Mariame Kaba, Activist born

Mariame Kaba

*The birth of Mariame Kaba is celebrated on this date in 1970. She is a Black activist, grassroots organizer, and educator.

Mariame Kaba was born in New York City to parents who had immigrated from Guinea and the Ivory Coast. She grew up in the Lower East Side of Manhattan and attended Lycée Français. Kaba viewed the world through a black nationalist framework and tried to help others as a child. In 1995 she moved to Chicago to study sociology at Northwestern University.

In Chicago, she founded the Chicago Freedom School, the Rogers Park Young Women's Action Team (YWAT), Chicago Taskforce on Violence against Girls and Young Women, Chicago Alliance to Free Marissa Alexander, and We Charge Genocide (WCG). In 2009, Kaba founded Project NIA, which advocates ending youth incarceration.

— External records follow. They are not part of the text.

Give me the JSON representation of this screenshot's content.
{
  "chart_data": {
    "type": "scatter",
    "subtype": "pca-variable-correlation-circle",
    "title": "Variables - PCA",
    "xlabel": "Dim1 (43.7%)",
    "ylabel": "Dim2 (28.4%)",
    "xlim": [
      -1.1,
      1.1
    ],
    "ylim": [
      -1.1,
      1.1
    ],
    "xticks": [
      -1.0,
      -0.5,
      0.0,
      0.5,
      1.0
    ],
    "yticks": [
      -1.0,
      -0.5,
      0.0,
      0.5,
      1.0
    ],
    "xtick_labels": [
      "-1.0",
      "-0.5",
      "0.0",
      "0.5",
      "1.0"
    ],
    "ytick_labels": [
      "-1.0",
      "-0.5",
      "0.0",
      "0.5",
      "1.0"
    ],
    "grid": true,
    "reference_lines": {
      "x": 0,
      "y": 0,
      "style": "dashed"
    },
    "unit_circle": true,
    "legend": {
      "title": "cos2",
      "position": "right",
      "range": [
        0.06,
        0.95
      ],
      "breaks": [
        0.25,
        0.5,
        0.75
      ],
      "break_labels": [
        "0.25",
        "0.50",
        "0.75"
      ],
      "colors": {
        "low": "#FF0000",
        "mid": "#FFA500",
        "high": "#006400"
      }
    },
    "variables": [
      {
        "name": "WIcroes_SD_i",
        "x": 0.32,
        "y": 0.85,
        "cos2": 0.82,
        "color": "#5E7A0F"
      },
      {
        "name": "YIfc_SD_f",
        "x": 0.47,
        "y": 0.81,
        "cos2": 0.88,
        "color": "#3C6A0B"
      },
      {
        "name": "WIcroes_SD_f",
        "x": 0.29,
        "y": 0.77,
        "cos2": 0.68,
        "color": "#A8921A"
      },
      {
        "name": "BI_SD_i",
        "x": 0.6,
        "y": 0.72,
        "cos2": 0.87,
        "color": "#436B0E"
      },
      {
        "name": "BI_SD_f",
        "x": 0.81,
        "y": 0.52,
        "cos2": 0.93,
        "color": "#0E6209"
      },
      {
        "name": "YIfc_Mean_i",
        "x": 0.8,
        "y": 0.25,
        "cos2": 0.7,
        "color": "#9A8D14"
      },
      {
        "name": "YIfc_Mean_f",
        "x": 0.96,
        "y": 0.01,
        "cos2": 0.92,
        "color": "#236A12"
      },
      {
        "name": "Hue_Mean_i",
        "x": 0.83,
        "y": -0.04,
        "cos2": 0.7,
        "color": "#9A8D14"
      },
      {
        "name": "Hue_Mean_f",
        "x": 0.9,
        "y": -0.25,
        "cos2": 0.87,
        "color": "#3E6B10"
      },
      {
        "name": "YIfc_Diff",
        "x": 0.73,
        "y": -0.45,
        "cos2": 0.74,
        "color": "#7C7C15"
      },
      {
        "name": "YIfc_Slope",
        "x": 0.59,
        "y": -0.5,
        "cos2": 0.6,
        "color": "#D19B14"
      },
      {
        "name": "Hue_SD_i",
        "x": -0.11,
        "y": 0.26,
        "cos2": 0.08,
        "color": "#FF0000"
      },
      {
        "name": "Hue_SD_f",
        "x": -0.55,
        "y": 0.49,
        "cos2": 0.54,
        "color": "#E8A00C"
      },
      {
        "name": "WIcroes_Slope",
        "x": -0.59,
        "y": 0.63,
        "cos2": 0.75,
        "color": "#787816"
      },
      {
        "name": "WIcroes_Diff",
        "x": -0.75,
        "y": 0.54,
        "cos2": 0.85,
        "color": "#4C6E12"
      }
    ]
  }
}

She views prison abolition as the total dismantling of prison and policing while building up community services and opposes the reform of policing. Her work has created the framework for current abolitionist organizations, including Black Youth Project 100, Black Lives Matter Chicago, and Assata's Daughters.

In 2010, Kaba maintained a blog, "U.S. Prison Culture," and has been active on Twitter under the account @prisonculture. In 2012, she wrote Resisting Police Violence in Harlem, a historical pamphlet detailing the policing and violence in Harlem. In 2018, she wrote Lifting As They Climbed: Mapping A History Of Black Women On Chicago's South Side with Essence McDowell. The book maps the history of the influential Black women who developed Chicago during the 19th and 20th centuries.

In 2021, she published We Do This 'Til We Free Us with Haymarket Books. It debuted at number nine on The New York Times bestseller list for non-fiction paperbacks. In a review for the Chicago Reader, Ariel Parrella-Aureli described it as "a collection of talks, interviews, and past work that can serve as an initial primer on the PIC [prison-industrial complex] abolition and community building rooted in transformative justice." Kaba was reluctant to write the book, but the mass protests in the summer of 2020 persuaded her to lend her tools for collective action to newly activated organizers. She advocates for abolishing the prison industrial complex, including all police.